I think this is right. Indeed, this used to be my own standard argument against the death penalty. Its virtue is in its first step. The argument is neutral on the question of whether some people deserve to die. Now, I don’t know when it happened, but at some point in the not-too-distant past, I stopped wanting to grant, even just for the sake of argument, that some people deserve to die and thus that perhaps it would be alright if a government of smart angels were granted the right to execute.
I think part of the shift in my thinking is a result of my research on the dramatic changes in moral culture that have come in the wake of technological progress and economic growth. (At one point, I was trying to write a book on this.) We have in fact become both smarter and more angelic and the result is increasing abhorrence of the death penalty. If we were smart angels, we would demand an end to executions.
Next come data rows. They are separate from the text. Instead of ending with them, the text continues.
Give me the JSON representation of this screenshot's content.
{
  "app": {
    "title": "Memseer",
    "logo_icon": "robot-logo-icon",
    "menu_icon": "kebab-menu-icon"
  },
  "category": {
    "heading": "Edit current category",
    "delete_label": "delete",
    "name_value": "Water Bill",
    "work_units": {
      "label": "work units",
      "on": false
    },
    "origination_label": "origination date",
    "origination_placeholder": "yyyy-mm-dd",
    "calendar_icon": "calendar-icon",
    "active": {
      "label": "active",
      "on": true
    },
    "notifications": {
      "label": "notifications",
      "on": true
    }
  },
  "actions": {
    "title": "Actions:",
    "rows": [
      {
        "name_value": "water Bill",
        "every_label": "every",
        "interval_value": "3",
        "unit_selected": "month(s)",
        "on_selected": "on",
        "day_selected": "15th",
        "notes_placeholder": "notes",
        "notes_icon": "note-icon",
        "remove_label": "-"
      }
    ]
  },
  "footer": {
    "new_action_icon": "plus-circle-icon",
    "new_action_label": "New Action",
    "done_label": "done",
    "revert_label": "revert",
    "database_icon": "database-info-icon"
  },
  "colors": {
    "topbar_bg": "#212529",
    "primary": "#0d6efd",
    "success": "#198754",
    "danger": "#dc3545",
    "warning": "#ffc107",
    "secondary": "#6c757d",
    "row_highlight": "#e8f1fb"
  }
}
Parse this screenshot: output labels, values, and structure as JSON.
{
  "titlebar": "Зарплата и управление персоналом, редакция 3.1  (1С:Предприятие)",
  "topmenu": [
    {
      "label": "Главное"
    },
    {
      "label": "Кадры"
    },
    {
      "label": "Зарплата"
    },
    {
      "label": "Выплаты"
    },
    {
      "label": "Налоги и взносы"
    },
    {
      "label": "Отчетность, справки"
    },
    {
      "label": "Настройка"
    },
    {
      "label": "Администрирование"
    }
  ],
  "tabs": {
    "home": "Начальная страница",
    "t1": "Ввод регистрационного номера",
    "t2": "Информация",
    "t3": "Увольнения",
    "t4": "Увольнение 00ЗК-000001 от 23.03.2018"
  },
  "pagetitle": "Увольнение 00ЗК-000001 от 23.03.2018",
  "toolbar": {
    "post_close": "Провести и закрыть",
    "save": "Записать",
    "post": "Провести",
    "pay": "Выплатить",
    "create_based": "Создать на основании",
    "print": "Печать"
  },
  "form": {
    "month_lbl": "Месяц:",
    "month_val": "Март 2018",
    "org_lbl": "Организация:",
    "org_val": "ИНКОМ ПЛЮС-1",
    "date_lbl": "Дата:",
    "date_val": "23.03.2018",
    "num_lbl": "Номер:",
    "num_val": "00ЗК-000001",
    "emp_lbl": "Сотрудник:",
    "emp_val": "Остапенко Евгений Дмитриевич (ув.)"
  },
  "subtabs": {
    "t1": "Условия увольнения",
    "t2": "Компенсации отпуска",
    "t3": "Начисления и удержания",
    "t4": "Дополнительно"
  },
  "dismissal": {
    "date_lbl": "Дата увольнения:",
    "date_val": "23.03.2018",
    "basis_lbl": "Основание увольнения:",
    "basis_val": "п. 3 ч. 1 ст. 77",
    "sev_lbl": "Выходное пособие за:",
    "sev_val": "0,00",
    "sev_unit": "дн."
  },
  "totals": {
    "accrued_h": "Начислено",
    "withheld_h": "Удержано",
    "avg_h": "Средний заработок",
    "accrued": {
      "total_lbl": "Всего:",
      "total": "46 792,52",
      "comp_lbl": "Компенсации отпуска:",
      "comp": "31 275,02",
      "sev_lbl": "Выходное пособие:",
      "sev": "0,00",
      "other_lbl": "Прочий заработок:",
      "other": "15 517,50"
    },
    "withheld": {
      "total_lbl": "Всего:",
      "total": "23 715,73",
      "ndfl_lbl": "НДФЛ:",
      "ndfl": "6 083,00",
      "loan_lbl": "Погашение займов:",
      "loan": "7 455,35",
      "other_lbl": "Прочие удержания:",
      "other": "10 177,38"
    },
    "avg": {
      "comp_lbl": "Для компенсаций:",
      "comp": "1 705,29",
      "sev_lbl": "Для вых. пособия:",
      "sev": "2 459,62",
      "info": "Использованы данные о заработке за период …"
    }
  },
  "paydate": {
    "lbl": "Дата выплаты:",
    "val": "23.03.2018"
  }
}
I have here advance proofs of Steven Pinker’s forthcoming book, The Better Angels of Our Nature: Why Violence has Declined. It’s a smorgasbord of data on liberalizing moral change. Pinker shows that modernity brought about a stunning shift in norms, including attitudes toward capital punishment. Look (click to enlarge):
In the face of such a decisive trend in moral culture, we can say a couple different things. We can say that this is just change and says nothing in particular about what is really right or wrong, good or bad. Or we can say this is evidence of moral progress, that we have actually become better. I prefer the latter interpretation for basically the same reasons most of us see the abolition of slavery and the trend toward greater equality between races and sexes as progress and not mere morally indifferent change. We can talk about the nature of moral progress later. It’s tricky. For now, I want you to entertain the possibility that convergence toward the idea that execution is wrong counts as evidence that it is wrong. This would suggest that those American states yet to abolish the death penalty are cases of arrested development. Looking at these trends, it seems overwhelmingly probable that we will look back on the death penalty as a shameful bit of lingering of savagery. And we won’t be wrong. If our smarter, more angelic future selves wouldn’t concede, even just for the sake of argument, that capital punishment is okay, why concede it now?